Maeterlinck, oui, bien sûr. Maeterlinck est inévitable dès qu’on parle de symbolisme dans la Belgique fin-de-siècle, Pelléas reste un sommet dont Ariane et Barbe-Bleue peine à s’approcher, sans parler de Monna Vanna d’Henry Février. Et Maeterlinck est présent dans le disque que le label Musique en Wallonie consacre à Eugène Samuel-Holeman (1863-1942). « Et s’il revenait un jour », l’une des mélodies figurant en fin de programme, a également inspiré Zemlinsky, Respighi ou Déodat de Séverac, entre autres.
Oui, mais il n’y a pas que Maeterlinck. La pièce de résistance du disque, La Jeune Fille à la fenêtre, œuvre pour mezzo-soprano et orchestre de chambre d’une durée de trois quarts d’heure, s’appuie sur un texte – une « prose lyrique » – signé Camille Lemonnier. Ecrivain surnommé « le Zola belge » mais plus proche de décadents comme Huysmans et Péladan, critique d’art favorable à des artistes comme James Ensor et lui-même cousin de Félicien Rops, Lemonnier fut l’un des principaux intellectuels belges autour de 1900. De son roman Un mâle il tira le livret d’un opéra, Cachaprès, mis en musique par Francis Casadesus et créé à La Monnaie en 1914. Pour le reste, MUSIQUE ???
Avec La Jeune Fille à la fenêtre, nous sommes à mi-chemin entre Bruges la Morte de Rodenbach et Le Rêve de Zola : c’est le monologue d’une dentellière qui observe un paysage urbain (canal, pont, église, crucifix) sous la neige, c’est une jeune fille qui se souvient de ses trois sœurs, qui fabrique une dentelle comme son propre linceul, et qui attend un prince charmant qui ne viendra jamais. Une situation qui colle au monde des symbolistes belges, un univers digne de Khnopff ou de Xavier Mellery. D’ailleurs, quand ce texte mis en musique connut une création scénique, ce fut dans un décor dû à William Degouve de Nuncques. Et les belles illustrations de ce livre-disque montrent bien tout ce que le compositeur partage avec les peintres symbolistes.
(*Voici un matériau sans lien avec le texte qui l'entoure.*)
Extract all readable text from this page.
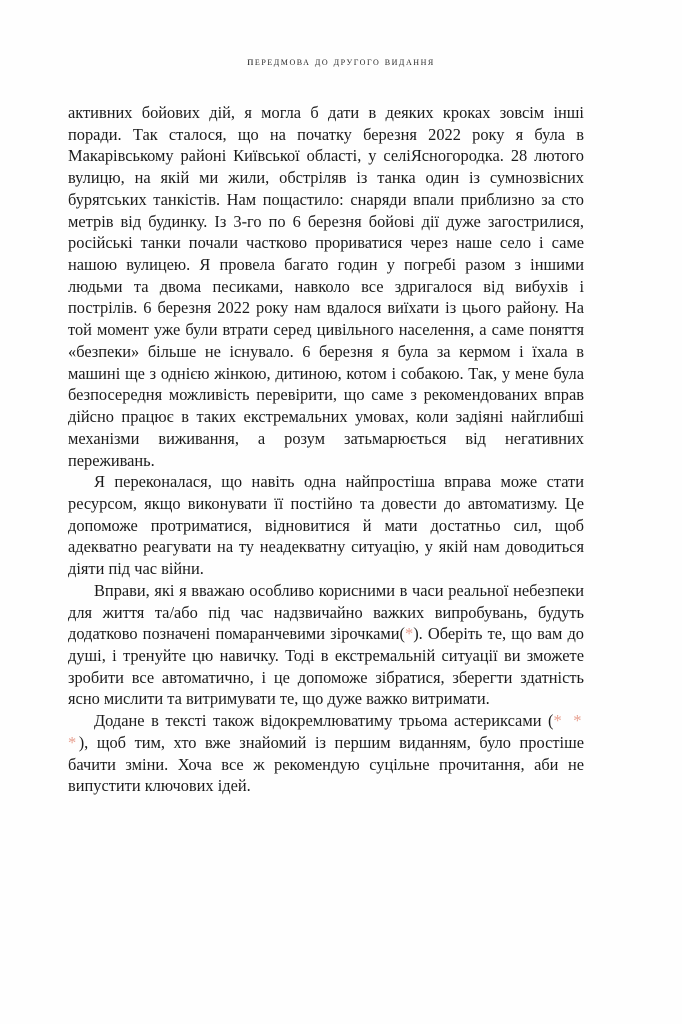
передмова до другого видання

активних бойових дій, я могла б дати в деяких кроках зовсім інші поради. Так сталося, що на початку березня 2022 року я була в Макарівському районі Київської області, у селіЯсногородка. 28 лютого вулицю, на якій ми жили, обстріляв із танка один із сумнозвісних бурятських танкістів. Нам пощастило: снаряди впали приблизно за сто метрів від будинку. Із 3-го по 6 березня бойові дії дуже загострилися, російські танки почали частково прориватися через наше село і саме нашою вулицею. Я провела багато годин у погребі разом з іншими людьми та двома песиками, навколо все здригалося від вибухів і пострілів. 6 березня 2022 року нам вдалося виїхати із цього району. На той момент уже були втрати серед цивільного населення, а саме поняття «безпеки» більше не існувало. 6 березня я була за кермом і їхала в машині ще з однією жінкою, дитиною, котом і собакою. Так, у мене була безпосередня можливість перевірити, що саме з рекомендованих вправ дійсно працює в таких екстремальних умовах, коли задіяні найглибші механізми виживання, а розум затьмарюється від негативних переживань.

Я переконалася, що навіть одна найпростіша вправа може стати ресурсом, якщо виконувати її постійно та довести до автоматизму. Це допоможе протриматися, відновитися й мати достатньо сил, щоб адекватно реагувати на ту неадекватну ситуацію, у якій нам доводиться діяти під час війни.

Вправи, які я вважаю особливо корисними в часи реальної небезпеки для життя та/або під час надзвичайно важких випробувань, будуть додатково позначені помаранчевими зірочками(*). Оберіть те, що вам до душі, і тренуйте цю навичку. Тоді в екстремальній ситуації ви зможете зробити все автоматично, і це допоможе зібратися, зберегти здатність ясно мислити та витримувати те, що дуже важко витримати.

Додане в тексті також відокремлюватиму трьома астериксами (* * *), щоб тим, хто вже знайомий із першим виданням, було простіше бачити зміни. Хоча все ж рекомендую суцільне прочитання, аби не випустити ключових ідей.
Car il faut bien en arriver à la musique. Eugène Samuel, ami de Maeterlinck et de Verhaeren, époux de la peintre Marguerite Holeman, composa essentiellement entre 1898 et 1914. De 1904-1906 date La Jeune Fille à la fenêtre, et l’oreille est aussitôt saisie par l’effectif instrumental inhabituel (harpe, cor, hautbois et cordes) qui, joint au raffinement de l’écriture, convoque inévitablement le souvenir des expériences d’un Ravel dans ce domaine, avec même un petit côté Nuit transfigurée ici et là. Samuel-Holeman ne s’y exprime pas moins dans un style personnel. Après un prélude purement orchestral d’une dizaine de minutes, la voix fait son entrée, avec une déclamation qui rappelle bien sûr Pelléas, mais en plus lyrique, avec des lignes plus franchement mélodiques (le Massenet de Cendrillon n’est pas très loin), au gré d’un texte répétitif à la Péguy. La mezzo Pauline Claes, encore peu connue en France malgré sa participation aux représentations de Lakmé à Metz en 2013, possède une diction claire et un timbre chaud. La partition ne l’amène pas à sortir d’une zone de confort assez centrale (Jane Bathori, créatrice de l’œuvre, était essentiellement une interprète de mélodies). Pour un « opéra de chambre », il n’y a guère d’action dans ce monologue, évidemment.
Des trois mélodies qui complètent le disque, on retiendra surtout la dernière, « Adieu », de 1909, où règne comme une incertitude tonale, sur un étonnant tapis pianistique. Le texte reste ancré dans l’univers symboliste fin-de-siècle, mais la musique, elle, révèle une connaissance d’expérimentations plus hardies, plus récentes. Dommage que Samuel-Holeman, dans une situation pécuniaire peu enviable, n’ait plus guère eu le loisir de composer après la Première Guerre mondiale.